Centrale banken lijken een beetje op nationale spaarpotten. Ze bewaren een grote voorraad nationale spaargelden in hun kluizen en leveren geld als dat nodig is. Ze hebben ook een aantal krachtige hulpmiddelen tot hun beschikking om nationale economieën te sturen. Het besturen van de economie van een land is in veel opzichten vergelijkbaar met het besturen van een auto, waarbij de hoeveelheid en de geldstroom dienen als brandstof. Door op het gas te gaan, kan een agentschap zoals de Federal Reserve in de Verenigde Staten de economie aanzetten om te versnellen. Maar uitbreiding van het geldaanbod en een versnellende economie gaan gepaard met financiële risico's, waaronder inflatie.
Rentetarieven en geldvoorraad
De Federal Reserve en andere centrale banken controleren de geldhoeveelheid door rentetarieven vast te stellen. Door te beslissen over een lage streefwaarde voor federale fondsen in de Verenigde Staten maakt de Fed bijvoorbeeld geld goedkoper voor banken en moedigt het meer leningen aan door bedrijven die willen uitbreiden. De Federal Reserve is ook verantwoordelijk voor het drukken van geld; meer lenen tegen lagere tarieven bepaald door het agentschap betekent meer geld in omloop. De trend in geldhoeveelheid is een belangrijke maatstaf voor de vraag of een land een expansief of restrictief monetair beleid volgt.
Kwantitatieve versoepeling
Een andere expansieve techniek is kwantitatieve versoepeling of QE. De centrale bank maakt haar voornemen bekend om activa te kopen, zoals staatsobligaties. Dit ondersteunt de vraag naar deze obligaties, waardoor hun marktprijs hoog blijft. Wanneer de prijs van een obligatie stijgt, daalt de rente, omdat de rente die het nu betaalt een kleiner percentage van de prijs van de obligatie vertegenwoordigt.

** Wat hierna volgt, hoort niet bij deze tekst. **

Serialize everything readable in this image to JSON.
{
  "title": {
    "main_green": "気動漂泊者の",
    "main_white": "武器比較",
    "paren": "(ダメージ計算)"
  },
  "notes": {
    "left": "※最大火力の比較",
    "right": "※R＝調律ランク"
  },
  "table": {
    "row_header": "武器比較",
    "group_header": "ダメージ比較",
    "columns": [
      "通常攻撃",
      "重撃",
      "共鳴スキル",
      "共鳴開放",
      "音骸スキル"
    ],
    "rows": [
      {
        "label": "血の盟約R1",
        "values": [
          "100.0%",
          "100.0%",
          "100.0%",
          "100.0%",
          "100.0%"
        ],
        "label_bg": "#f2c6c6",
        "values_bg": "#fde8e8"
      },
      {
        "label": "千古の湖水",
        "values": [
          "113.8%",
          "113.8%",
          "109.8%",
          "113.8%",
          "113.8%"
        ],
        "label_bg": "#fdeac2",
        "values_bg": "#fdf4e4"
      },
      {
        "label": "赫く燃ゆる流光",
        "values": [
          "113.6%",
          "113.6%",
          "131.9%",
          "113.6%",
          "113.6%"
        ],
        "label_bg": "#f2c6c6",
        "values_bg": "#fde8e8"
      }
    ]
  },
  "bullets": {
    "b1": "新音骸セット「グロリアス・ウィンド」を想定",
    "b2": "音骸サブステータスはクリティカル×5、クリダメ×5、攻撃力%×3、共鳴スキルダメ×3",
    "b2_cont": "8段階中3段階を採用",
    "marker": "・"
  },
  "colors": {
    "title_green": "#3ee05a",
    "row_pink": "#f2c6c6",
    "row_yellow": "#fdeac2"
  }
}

De Federal Reserve was een pionier in deze praktijk in de Verenigde Staten; de Europese Centrale Bank heeft ook QE opgenomen om de stagnerende economieën in Europa te stimuleren. Wanneer QE aan de gang is, wordt de geldhoeveelheid groter. Het doel is om de pomp te vullen en de economie op eigen kracht vooruit te helpen. Uiteindelijk komt QE tot stilstand; de centrale bank stopt met het kopen van activa en het in omloop brengen van nieuw geld. De groeiende economie ondersteunt in theorie een grote vraag naar leningen en de circulatie van geld van geldschieter naar lener en weer terug.
Inflatie Gevaren
Expansiebeleid brengt enkele risico's met zich mee. Wanneer de geldhoeveelheid groter wordt, nemen de prijzen doorgaans toe en verliest de valuta zijn waarde. Dit gebeurde in de jaren 1920 op grote schaal in Duitsland en andere Europese landen. Tegenover een verpletterende last van de schulden van de Eerste Wereldoorlog en herstelbetalingen Door een verdrag met Groot-Brittannië en Frankrijk begon Duitsland geld te drukken om zijn rekeningen te betalen. Uitbreiding wendde zich tot hyperinflatie, omdat de Duitse valuta alle waarde verloor en de prijs van een eenvoudige kop koffie miljoenen Duitse marken bereikte. De besparingen van Duitse burgers werden weggevaagd, en alleen mensen die harde activa zoals goud hadden, hoopten financieel te overleven. Deze traumatische ervaring heeft nog steeds gevolgen voor het land: Duitsland heeft weliswaar de grootste economie van Europa, maar is voorstander van een restrictief monetair beleid en zijn centrale bank streeft ernaar de inflatie met alle mogelijke middelen te vertragen.